1. A laser transmitter, in particular for free-space data transmission and/or shooting simulation, having a laser diode (11) generating a laser beam (10) from laser impulses and transmitter optics (13) inserted behind the laser diode (11) in the beam path to control the beam profile (15) and the intensity distribution in the beam profile of the laser beam (10), characterized in that the transmitter optics (13) are designed such that the intensity in the beam profile (15) drops from a spatially limited intensity maximum in the centre of the profile to the periphery of the profile approximately with the reciprocal value of the square of the distance (r) from the centre of the beam profile (M) and in that the spatial limit of the intensity maximum is determined by an effective cross section (16) of the laser beam (10) in which the intensity exceeds a minimum intensity (I D) which is preset by the sensitivity of a laser receiver detecting the laser beam (10) in the remote range.

2. The laser transmitter according to claim 1, characterized in that the variation in intensity in the beam profile approximates the function 1(r) = I D (r o / r)2 with r ~ 0, wherein ID is the preset minimum intensity, r the distance from the centre of the beam profile (M) and r o the radius of the effective cross section defined the remote range.

3. The laser transmitter according to claim 1 or 2, characterized in that the transmitter optics (13) have diffractive elements with micro-relief surfaces.

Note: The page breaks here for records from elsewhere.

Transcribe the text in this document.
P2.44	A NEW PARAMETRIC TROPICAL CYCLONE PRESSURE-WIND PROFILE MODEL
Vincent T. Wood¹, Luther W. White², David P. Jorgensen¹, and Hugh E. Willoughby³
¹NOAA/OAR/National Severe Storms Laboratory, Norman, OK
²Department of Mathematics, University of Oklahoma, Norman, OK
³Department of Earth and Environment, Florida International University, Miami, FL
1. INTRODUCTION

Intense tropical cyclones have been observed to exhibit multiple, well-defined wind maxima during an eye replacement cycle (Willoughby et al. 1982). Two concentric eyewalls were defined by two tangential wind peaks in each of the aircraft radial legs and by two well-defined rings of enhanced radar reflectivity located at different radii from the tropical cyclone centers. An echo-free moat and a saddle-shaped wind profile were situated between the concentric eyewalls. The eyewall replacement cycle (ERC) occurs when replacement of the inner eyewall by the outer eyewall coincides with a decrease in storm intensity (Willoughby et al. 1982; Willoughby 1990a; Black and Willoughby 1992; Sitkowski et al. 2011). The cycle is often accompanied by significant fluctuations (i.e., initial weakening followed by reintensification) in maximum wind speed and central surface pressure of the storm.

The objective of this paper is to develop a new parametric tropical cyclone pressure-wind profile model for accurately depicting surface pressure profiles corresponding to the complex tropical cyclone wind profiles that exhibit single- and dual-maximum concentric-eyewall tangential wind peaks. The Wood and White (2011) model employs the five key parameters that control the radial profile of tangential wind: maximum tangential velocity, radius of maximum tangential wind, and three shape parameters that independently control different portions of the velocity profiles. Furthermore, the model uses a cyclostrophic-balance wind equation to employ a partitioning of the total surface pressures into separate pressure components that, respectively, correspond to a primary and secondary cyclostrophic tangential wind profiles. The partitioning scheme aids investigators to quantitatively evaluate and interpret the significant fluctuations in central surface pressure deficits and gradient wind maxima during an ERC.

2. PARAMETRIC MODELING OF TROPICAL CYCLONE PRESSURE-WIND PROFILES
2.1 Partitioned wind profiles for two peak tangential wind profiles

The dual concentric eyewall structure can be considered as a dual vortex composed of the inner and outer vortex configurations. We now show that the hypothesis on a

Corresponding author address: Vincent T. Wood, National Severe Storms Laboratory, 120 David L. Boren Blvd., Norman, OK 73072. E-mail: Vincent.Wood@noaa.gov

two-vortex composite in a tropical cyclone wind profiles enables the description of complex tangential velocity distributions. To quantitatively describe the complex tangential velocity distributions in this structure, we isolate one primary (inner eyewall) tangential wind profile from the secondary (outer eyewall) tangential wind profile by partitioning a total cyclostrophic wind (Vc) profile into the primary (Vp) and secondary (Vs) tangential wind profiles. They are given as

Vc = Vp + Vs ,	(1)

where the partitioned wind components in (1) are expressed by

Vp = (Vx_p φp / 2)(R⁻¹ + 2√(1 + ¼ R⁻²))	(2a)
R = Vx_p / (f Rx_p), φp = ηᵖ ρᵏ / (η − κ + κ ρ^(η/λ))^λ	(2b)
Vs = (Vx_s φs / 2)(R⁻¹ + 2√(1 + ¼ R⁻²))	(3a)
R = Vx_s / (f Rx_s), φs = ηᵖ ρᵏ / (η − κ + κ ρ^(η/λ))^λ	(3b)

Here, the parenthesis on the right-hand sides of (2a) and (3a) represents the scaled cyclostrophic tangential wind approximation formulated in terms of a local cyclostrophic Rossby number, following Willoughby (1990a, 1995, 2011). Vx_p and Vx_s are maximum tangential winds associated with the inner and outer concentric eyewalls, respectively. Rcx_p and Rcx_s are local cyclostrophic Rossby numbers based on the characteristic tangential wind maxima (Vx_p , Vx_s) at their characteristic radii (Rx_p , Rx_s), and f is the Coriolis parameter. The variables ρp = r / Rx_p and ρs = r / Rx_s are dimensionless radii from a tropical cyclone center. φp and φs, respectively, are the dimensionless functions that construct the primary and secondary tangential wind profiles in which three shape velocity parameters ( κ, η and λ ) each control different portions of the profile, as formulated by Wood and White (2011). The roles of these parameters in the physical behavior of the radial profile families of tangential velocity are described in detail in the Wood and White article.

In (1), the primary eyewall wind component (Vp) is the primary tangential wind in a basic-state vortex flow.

4. The laser transmitter according to claim 4 [sic], characterized in that the transmitter optics (13) are designed in such a way that the low-intensity peripheral area of the laser beam (10) has a divergence that is enlarged in such a way compared to the remaining area that the effective cross section (16) of the laser beam (10) is more or less unchanged in the extreme short range.

5. The laser transmitter according to any one of claims 1 to 4, characterized in that a holographic diffuser (14) is situated between the laser diode (11) and the transmitter optics (13).